As RRD’s largest equity and debt holder, our interests are aligned and our primary goal is the maximization of stockholder value. Accordingly, we believe that the Board needs new directors with strong corporate governance and capital allocation expertise to improve the Company’s operating cost structure and explore better ways to allocate the Company’s capital, including possibly selling non-core assets and using the proceeds to reduce debt or undertake share repurchases. We believe a refreshed Board with the right expertise and alignment can lead to margin and free cash flow improvement, higher EBITDA and an improved share price.

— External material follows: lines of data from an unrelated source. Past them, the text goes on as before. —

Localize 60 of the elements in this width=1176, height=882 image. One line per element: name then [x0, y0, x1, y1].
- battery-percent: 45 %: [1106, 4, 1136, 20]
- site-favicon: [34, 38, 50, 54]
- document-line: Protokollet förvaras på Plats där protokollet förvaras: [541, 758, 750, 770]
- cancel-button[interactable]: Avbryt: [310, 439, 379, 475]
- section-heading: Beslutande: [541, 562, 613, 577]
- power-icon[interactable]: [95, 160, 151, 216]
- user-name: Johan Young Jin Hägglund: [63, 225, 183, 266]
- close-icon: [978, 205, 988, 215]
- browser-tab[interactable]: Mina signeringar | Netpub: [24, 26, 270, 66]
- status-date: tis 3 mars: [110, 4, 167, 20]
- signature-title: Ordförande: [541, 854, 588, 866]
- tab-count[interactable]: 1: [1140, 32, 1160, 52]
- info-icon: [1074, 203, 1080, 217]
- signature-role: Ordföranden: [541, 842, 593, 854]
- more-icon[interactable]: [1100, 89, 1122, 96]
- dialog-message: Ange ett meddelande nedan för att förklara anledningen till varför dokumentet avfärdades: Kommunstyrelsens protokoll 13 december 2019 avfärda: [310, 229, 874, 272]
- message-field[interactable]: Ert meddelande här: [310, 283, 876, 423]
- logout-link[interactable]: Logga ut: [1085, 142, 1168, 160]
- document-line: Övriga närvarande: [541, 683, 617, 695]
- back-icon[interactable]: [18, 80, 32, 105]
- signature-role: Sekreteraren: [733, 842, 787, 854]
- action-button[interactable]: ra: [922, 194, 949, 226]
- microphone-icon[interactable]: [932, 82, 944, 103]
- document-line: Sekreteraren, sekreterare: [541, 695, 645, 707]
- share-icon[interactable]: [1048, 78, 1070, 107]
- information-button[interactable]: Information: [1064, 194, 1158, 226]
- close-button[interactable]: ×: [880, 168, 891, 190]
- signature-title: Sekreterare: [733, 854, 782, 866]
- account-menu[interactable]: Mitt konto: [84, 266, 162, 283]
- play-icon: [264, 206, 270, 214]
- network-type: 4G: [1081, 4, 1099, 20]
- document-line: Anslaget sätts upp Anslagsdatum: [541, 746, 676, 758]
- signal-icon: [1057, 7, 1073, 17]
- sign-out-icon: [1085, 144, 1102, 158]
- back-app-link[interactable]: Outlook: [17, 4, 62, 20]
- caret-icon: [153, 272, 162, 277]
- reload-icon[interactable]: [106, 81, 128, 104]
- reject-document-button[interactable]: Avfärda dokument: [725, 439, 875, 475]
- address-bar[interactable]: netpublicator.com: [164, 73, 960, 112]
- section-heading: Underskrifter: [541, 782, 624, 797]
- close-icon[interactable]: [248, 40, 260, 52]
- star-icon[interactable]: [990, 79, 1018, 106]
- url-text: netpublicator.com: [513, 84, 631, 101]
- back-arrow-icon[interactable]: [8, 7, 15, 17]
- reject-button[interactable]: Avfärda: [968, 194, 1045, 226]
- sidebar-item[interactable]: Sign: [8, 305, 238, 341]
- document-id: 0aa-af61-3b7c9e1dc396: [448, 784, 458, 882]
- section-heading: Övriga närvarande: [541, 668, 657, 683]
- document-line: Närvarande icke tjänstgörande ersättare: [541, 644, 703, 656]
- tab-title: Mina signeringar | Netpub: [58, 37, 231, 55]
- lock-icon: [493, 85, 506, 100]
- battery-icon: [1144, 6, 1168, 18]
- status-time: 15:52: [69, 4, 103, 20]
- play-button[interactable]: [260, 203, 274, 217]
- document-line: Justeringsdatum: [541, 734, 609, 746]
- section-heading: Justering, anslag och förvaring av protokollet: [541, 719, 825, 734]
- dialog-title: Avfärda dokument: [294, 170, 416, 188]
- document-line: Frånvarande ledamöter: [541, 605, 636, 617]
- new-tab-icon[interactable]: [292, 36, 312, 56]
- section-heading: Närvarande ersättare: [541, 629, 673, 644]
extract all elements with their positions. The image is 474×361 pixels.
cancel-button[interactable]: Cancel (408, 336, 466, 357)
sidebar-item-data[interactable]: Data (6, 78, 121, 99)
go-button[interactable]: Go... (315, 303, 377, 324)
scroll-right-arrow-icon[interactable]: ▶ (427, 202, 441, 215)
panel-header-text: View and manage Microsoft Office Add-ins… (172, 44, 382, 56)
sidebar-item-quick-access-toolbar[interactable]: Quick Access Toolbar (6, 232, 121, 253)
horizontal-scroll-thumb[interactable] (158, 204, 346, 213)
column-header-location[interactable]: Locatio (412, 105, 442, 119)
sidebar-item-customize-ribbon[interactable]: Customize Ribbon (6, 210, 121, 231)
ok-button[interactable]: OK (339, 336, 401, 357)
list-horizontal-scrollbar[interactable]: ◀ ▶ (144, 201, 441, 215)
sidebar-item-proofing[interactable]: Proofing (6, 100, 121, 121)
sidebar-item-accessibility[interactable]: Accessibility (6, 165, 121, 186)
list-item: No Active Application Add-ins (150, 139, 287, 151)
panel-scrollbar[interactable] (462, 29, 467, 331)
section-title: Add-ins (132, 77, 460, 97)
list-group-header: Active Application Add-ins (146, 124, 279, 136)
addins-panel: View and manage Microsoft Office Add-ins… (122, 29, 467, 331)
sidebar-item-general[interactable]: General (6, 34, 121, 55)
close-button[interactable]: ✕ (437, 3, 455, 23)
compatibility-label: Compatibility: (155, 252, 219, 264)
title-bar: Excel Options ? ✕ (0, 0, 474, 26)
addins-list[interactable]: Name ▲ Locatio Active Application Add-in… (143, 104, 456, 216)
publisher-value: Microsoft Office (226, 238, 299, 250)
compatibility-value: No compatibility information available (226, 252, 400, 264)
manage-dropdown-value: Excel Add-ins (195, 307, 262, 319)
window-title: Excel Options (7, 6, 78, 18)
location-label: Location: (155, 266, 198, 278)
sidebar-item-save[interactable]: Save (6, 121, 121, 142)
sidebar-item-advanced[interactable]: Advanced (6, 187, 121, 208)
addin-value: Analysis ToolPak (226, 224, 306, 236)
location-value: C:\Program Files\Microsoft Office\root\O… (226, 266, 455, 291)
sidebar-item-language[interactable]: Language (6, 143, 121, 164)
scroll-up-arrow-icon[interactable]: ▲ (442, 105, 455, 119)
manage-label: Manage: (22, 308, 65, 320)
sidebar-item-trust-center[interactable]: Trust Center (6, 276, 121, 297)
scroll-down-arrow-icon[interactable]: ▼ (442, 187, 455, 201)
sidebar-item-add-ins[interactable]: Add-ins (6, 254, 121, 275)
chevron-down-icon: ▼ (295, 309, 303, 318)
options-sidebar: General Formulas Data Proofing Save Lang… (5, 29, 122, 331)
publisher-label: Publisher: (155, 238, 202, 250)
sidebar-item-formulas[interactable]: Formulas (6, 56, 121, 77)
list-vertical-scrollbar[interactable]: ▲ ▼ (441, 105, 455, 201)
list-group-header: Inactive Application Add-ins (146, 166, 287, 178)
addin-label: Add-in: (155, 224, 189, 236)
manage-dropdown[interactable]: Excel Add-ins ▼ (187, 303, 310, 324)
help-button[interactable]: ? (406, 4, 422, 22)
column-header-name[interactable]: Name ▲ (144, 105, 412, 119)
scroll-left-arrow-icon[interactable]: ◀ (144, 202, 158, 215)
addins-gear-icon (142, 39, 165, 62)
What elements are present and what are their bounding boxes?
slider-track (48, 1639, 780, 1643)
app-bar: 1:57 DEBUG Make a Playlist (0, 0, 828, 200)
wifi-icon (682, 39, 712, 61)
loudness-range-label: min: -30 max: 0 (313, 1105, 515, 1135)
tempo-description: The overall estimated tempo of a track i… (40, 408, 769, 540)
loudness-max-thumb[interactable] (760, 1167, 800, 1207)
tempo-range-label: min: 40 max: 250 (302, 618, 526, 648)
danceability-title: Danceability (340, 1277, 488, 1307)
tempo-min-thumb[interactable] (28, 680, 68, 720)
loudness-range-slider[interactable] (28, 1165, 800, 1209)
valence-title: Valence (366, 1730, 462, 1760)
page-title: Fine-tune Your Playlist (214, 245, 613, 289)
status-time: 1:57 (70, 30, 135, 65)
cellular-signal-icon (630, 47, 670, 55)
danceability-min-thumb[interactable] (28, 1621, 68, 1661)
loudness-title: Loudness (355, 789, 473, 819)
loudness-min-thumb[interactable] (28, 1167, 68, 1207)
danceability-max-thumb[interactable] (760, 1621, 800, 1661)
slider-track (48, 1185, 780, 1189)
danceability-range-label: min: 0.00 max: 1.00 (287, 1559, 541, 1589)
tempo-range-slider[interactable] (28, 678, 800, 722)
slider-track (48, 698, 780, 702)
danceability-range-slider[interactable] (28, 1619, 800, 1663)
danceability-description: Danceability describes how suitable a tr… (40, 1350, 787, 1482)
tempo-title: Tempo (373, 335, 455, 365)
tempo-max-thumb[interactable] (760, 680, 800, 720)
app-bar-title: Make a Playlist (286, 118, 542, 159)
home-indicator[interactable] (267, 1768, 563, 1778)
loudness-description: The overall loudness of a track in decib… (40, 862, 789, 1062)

We hope the Board will meaningfully engage with us to address the Company’s poor corporate governance, Board enhancements and maximizing value for all stakeholders.
Anthony R. Melchiorre
Use of Forward-Looking Statements
Certain statements contained in this press release may be deemed to be “forward-looking statements” within the meaning of Section 21E of the Securities Exchange Act of 1934 and the U.S. Private Securities Litigation Reform Act of 1995. All statements contained herein that are not clearly historical in nature or that necessarily depend on future events are forward-looking, and the words “anticipate,” “believe,” “expect,” “potential,” “opportunity,” “estimate,” “plan,” and similar expressions are generally intended to identify forward-looking statements. The projected results and statements contained herein that are not historical facts are based on current expectations, speak only as of the date of this press release and involve risks, uncertainties and other factors that may cause actual results, performance or achievements to be materially different from any future results, performance or achievements expressed or implied by such projected results and statements. Assumptions relating to the foregoing involve judgments with respect to, among other things, future economic, competitive and market conditions and future business decisions, all of which are difficult or impossible to predict accurately and many of which are beyond the control of Chatham. Although Chatham believes that the assumptions underlying the projected results or forward-looking statements are reasonable as of the date of this press release, any of the assumptions could be inaccurate and therefore, there can be no assurance that the projected results or forward-looking statements included herein will prove to be accurate. In light of the significant uncertainties inherent in the projected results and forward-looking statements included herein, the inclusion of such information should not be regarded as a representation as to future results or that the objectives and strategic initiatives expressed or implied by such projected results and forward-looking statements will be achieved. Chatham will not undertake and specifically declines any obligation to disclose the results of any revisions that may be made to any projected results or forward-looking statements herein to reflect events or circumstances after the date of such projected results or statements or to reflect the occurrence of anticipated or unanticipated events.
1 RRD shares closed at $23.81 on October 3, 2016, and closed at $4.81 on August 27, 2021, per Bloomberg historical price data.
2 RRD shares closed at $5.90 on July 27, 2021, and closed at $4.81 on August 27, 2021, per Bloomberg historical price data.